The first section of the book focuses on textual analysis, taking into account legal, feminist and collective bargaining theory. The second section explores issues surrounding theatricality, performativity, and intellectual property laws through an analysis of contemporary adaptations. The final section includes interviews that reflect on social justice from the point of view of practitioners, including actors and directors.

Along with co-editing the volume, Garcia also contributed an essay titled, “El Trato de Argel and the Immigrant Crisis.”

In his review of the new book, Manuel Delgado from Bucknell University notes that “this volume engages modern readers and spectators in issues that transcend our speculation. The arguments presented are articulate, insightful, clear, and convincing.

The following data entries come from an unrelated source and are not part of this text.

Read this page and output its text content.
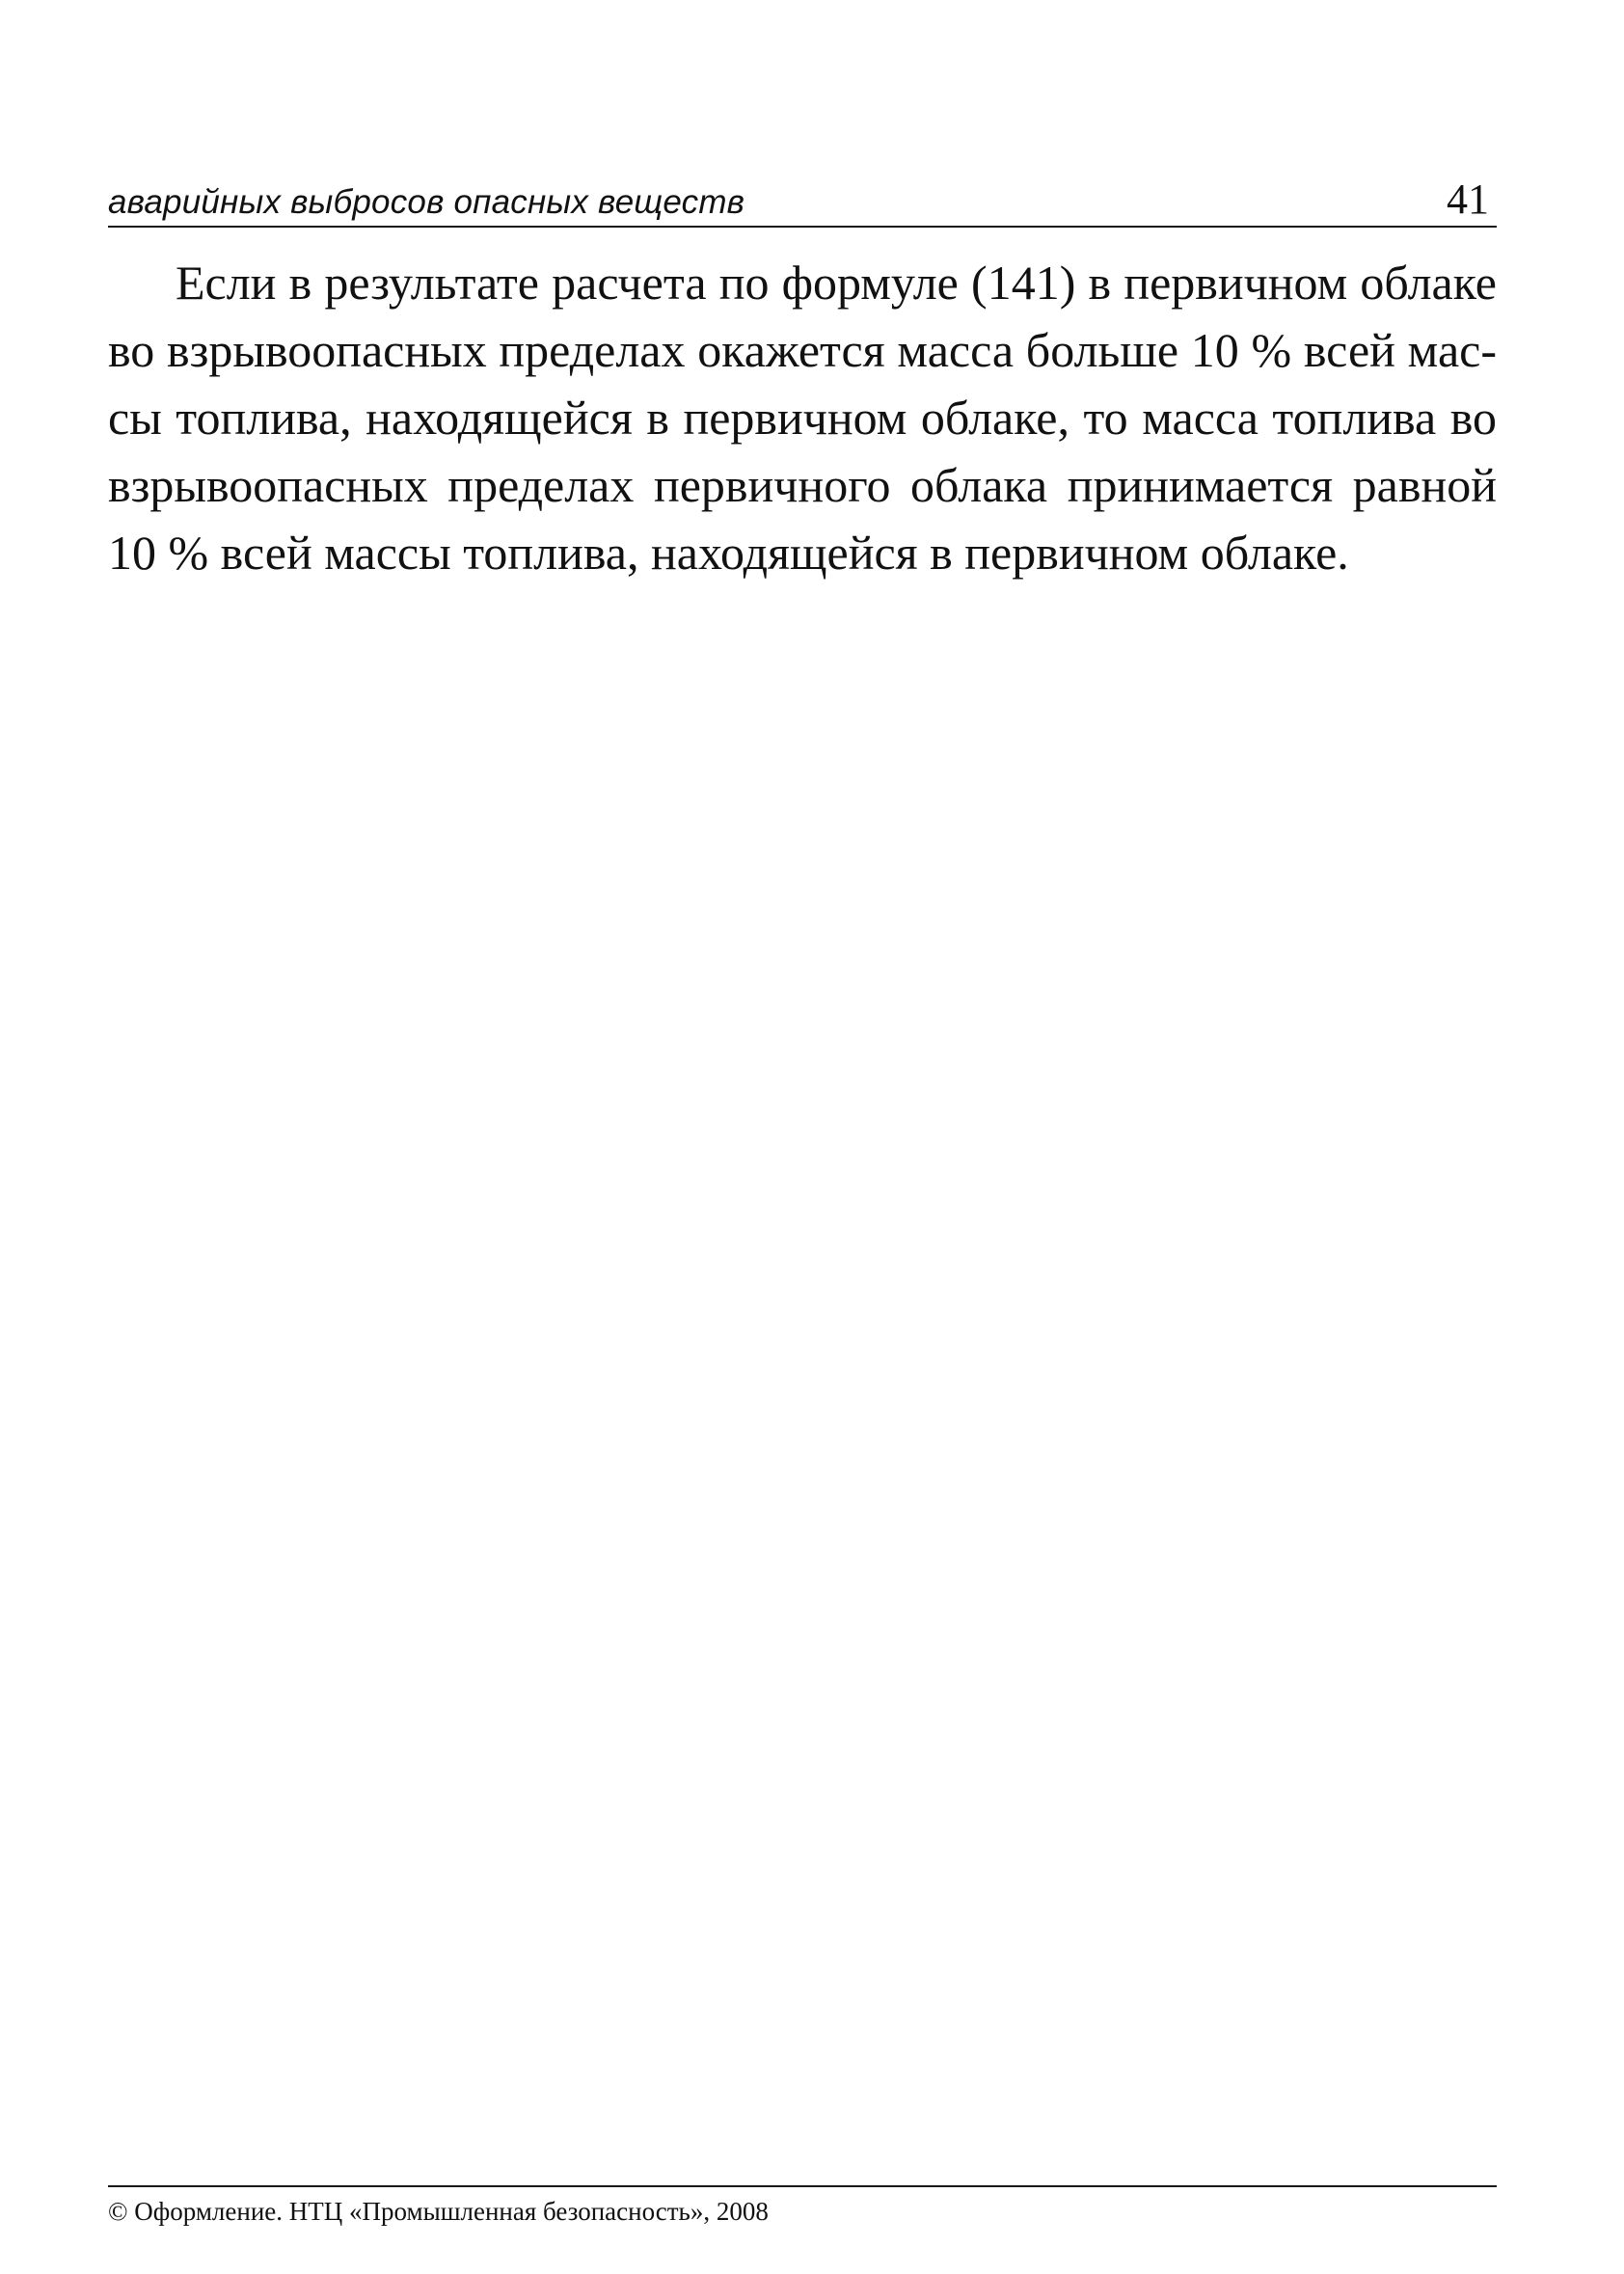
аварийных выбросов опасных веществ	41

Если в результате расчета по формуле (141) в первичном облаке во взрывоопасных пределах окажется масса больше 10 % всей массы топлива, находящейся в первичном облаке, то масса топлива во взрывоопасных пределах первичного облака принимается равной 10 % всей массы топлива, находящейся в первичном облаке.

© Оформление. НТЦ «Промышленная безопасность», 2008
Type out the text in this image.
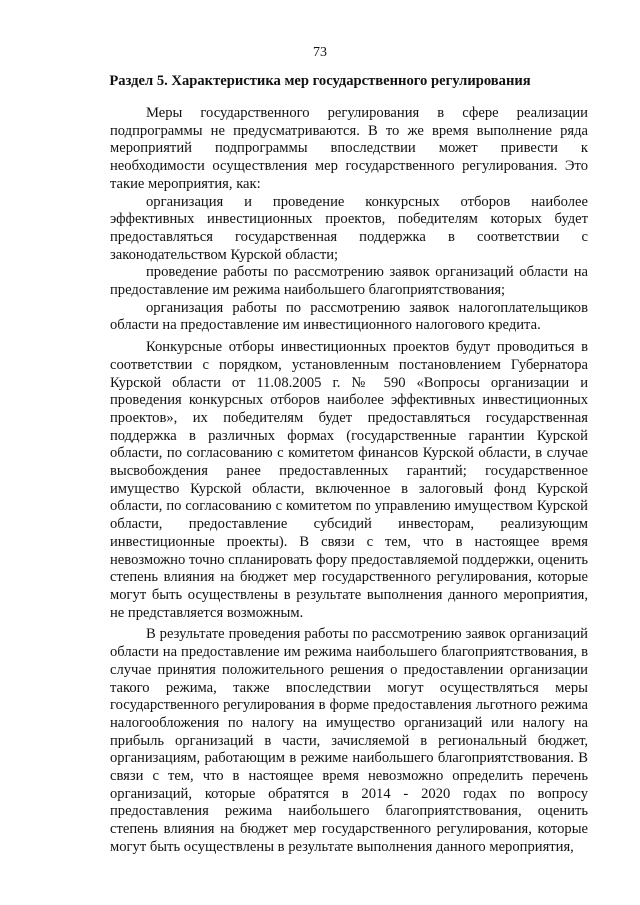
73
Раздел 5. Характеристика мер государственного регулирования

Меры государственного регулирования в сфере реализации подпрограммы не предусматриваются. В то же время выполнение ряда мероприятий подпрограммы впоследствии может привести к необходимости осуществления мер государственного регулирования. Это такие мероприятия, как:

организация и проведение конкурсных отборов наиболее эффективных инвестиционных проектов, победителям которых будет предоставляться государственная поддержка в соответствии с законодательством Курской области;

проведение работы по рассмотрению заявок организаций области на предоставление им режима наибольшего благоприятствования;

организация работы по рассмотрению заявок налогоплательщиков области на предоставление им инвестиционного налогового кредита.

Конкурсные отборы инвестиционных проектов будут проводиться в соответствии с порядком, установленным постановлением Губернатора Курской области от 11.08.2005 г. № 590 «Вопросы организации и проведения конкурсных отборов наиболее эффективных инвестиционных проектов», их победителям будет предоставляться государственная поддержка в различных формах (государственные гарантии Курской области, по согласованию с комитетом финансов Курской области, в случае высвобождения ранее предоставленных гарантий; государственное имущество Курской области, включенное в залоговый фонд Курской области, по согласованию с комитетом по управлению имуществом Курской области, предоставление субсидий инвесторам, реализующим инвестиционные проекты). В связи с тем, что в настоящее время невозможно точно спланировать фору предоставляемой поддержки, оценить степень влияния на бюджет мер государственного регулирования, которые могут быть осуществлены в результате выполнения данного мероприятия, не представляется возможным.

В результате проведения работы по рассмотрению заявок организаций области на предоставление им режима наибольшего благоприятствования, в случае принятия положительного решения о предоставлении организации такого режима, также впоследствии могут осуществляться меры государственного регулирования в форме предоставления льготного режима налогообложения по налогу на имущество организаций или налогу на прибыль организаций в части, зачисляемой в региональный бюджет, организациям, работающим в режиме наибольшего благоприятствования. В связи с тем, что в настоящее время невозможно определить перечень организаций, которые обратятся в 2014 - 2020 годах по вопросу предоставления режима наибольшего благоприятствования, оценить степень влияния на бюджет мер государственного регулирования, которые могут быть осуществлены в результате выполнения данного мероприятия,
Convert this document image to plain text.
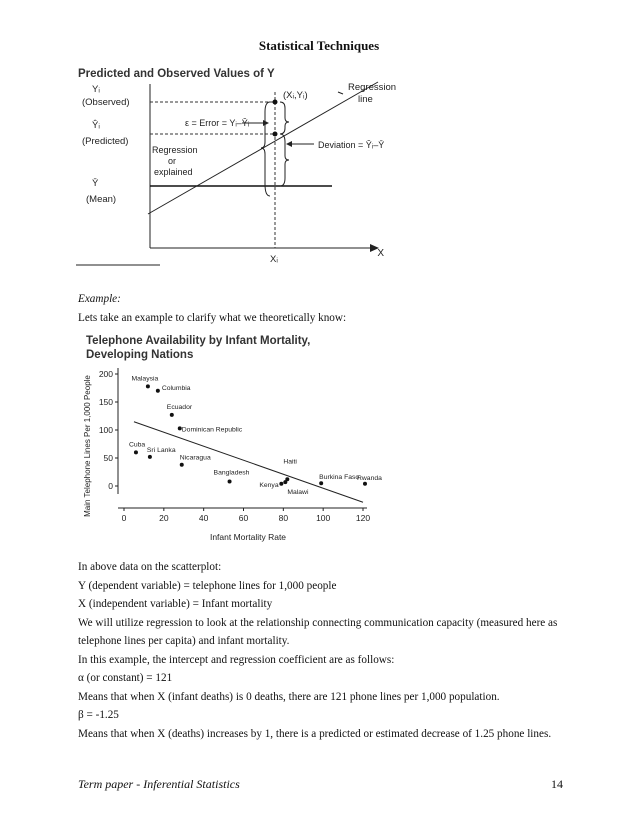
Statistical Techniques
Predicted and Observed Values of Y
Yᵢ
(Observed)
Ŷᵢ
(Predicted)
Ȳ
(Mean)
(Xᵢ,Yᵢ)
Regression
line
ε = Error = Yᵢ–Ŷᵢ
Deviation = Ŷᵢ–Ȳ
Regression
or
explained
X
Xᵢ

Example:

Lets take an example to clarify what we theoretically know:

Telephone Availability by Infant Mortality,
Developing Nations
Main Telephone Lines Per 1,000 People
Infant Mortality Rate
0
50
100
150
200
0	20	40	60	80	100	120
Malaysia
Columbia
Ecuador
Dominican Republic
Cuba
Sri Lanka
Nicaragua
Bangladesh
Haiti
Kenya
Malawi
Burkina Faso
Rwanda

In above data on the scatterplot:

Y (dependent variable) = telephone lines for 1,000 people

X (independent variable) = Infant mortality

We will utilize regression to look at the relationship connecting communication capacity (measured here as

telephone lines per capita) and infant mortality.

In this example, the intercept and regression coefficient are as follows:

α (or constant) = 121

Means that when X (infant deaths) is 0 deaths, there are 121 phone lines per 1,000 population.

β = -1.25

Means that when X (deaths) increases by 1, there is a predicted or estimated decrease of 1.25 phone lines.

Term paper - Inferential Statistics	14
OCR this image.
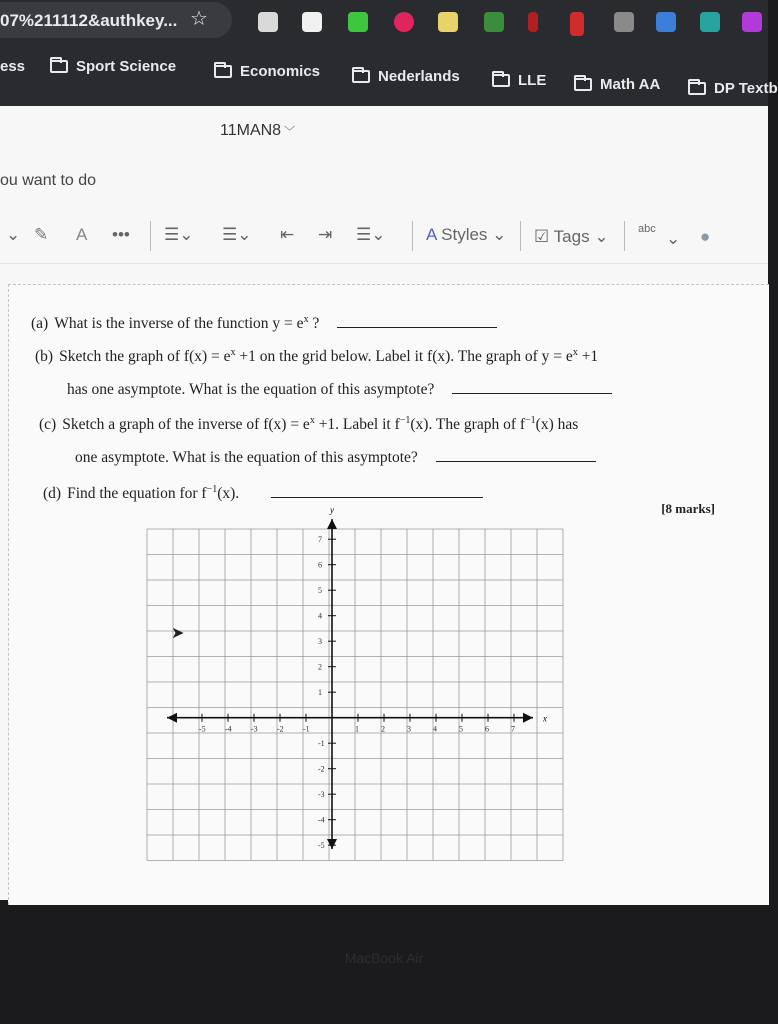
07%211112&authkey... ☆
ess	Sport Science	Economics	Nederlands	LLE	Math AA	DP Textb
11MAN8 ﹀
ou want to do
⌄ ✎ A ••• ☰⌄ ☰⌄ ⇤ ⇥ ☰⌄ A Styles ⌄ ☑ Tags ⌄	abc ⌄ ●
(a) What is the inverse of the function $y = e^x$ ?
(b) Sketch the graph of $f(x) = e^x +1$ on the grid below. Label it f(x). The graph of $y = e^x +1$
has one asymptote. What is the equation of this asymptote?
(c) Sketch a graph of the inverse of $f(x) = e^x +1$. Label it $f^{-1}(x)$. The graph of $f^{-1}(x)$ has
one asymptote. What is the equation of this asymptote?
(d) Find the equation for $f^{-1}(x)$.
[8 marks]
y
x
-5 -4 -3 -2 -1	1	2	3	4	5	6	7
7
6
5
4
3
2
1
-1
-2
-3
-4
-5
➤
MacBook Air
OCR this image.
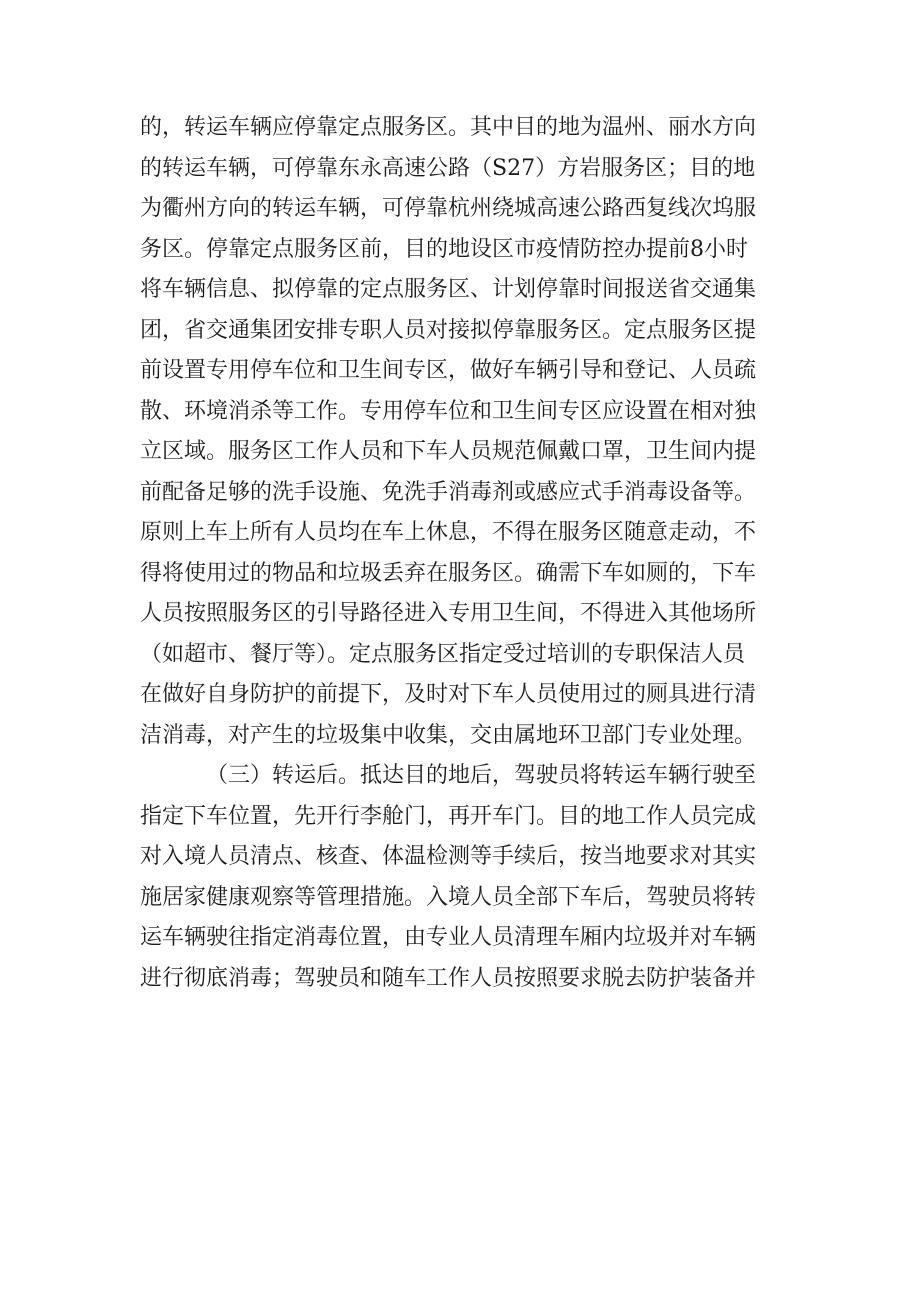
的，转运车辆应停靠定点服务区。其中目的地为温州、丽水方向
的转运车辆，可停靠东永高速公路（S27）方岩服务区；目的地
为衢州方向的转运车辆，可停靠杭州绕城高速公路西复线次坞服
务区。停靠定点服务区前，目的地设区市疫情防控办提前8小时
将车辆信息、拟停靠的定点服务区、计划停靠时间报送省交通集
团，省交通集团安排专职人员对接拟停靠服务区。定点服务区提
前设置专用停车位和卫生间专区，做好车辆引导和登记、人员疏
散、环境消杀等工作。专用停车位和卫生间专区应设置在相对独
立区域。服务区工作人员和下车人员规范佩戴口罩，卫生间内提
前配备足够的洗手设施、免洗手消毒剂或感应式手消毒设备等。
原则上车上所有人员均在车上休息，不得在服务区随意走动，不
得将使用过的物品和垃圾丢弃在服务区。确需下车如厕的，下车
人员按照服务区的引导路径进入专用卫生间，不得进入其他场所
（如超市、餐厅等）。定点服务区指定受过培训的专职保洁人员
在做好自身防护的前提下，及时对下车人员使用过的厕具进行清
洁消毒，对产生的垃圾集中收集，交由属地环卫部门专业处理。
（三）转运后。抵达目的地后，驾驶员将转运车辆行驶至
指定下车位置，先开行李舱门，再开车门。目的地工作人员完成
对入境人员清点、核查、体温检测等手续后，按当地要求对其实
施居家健康观察等管理措施。入境人员全部下车后，驾驶员将转
运车辆驶往指定消毒位置，由专业人员清理车厢内垃圾并对车辆
进行彻底消毒；驾驶员和随车工作人员按照要求脱去防护装备并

The analysis takes into consideration relevant and meaningful bibliographical sources on current social justice issues related to social class, gender, Native Americans, distributive/commutative justice, Moriscos, farm workers, and the enemy/other.”

Bruce Burningham with Illinois State University calls the work “a very timely book” that “will be of interest to scholars and students of what used to be called the Spanish “Golden Age” theatre, as well as anyone working on pan-European early modern theatre or those interested more generally in social justice issues.”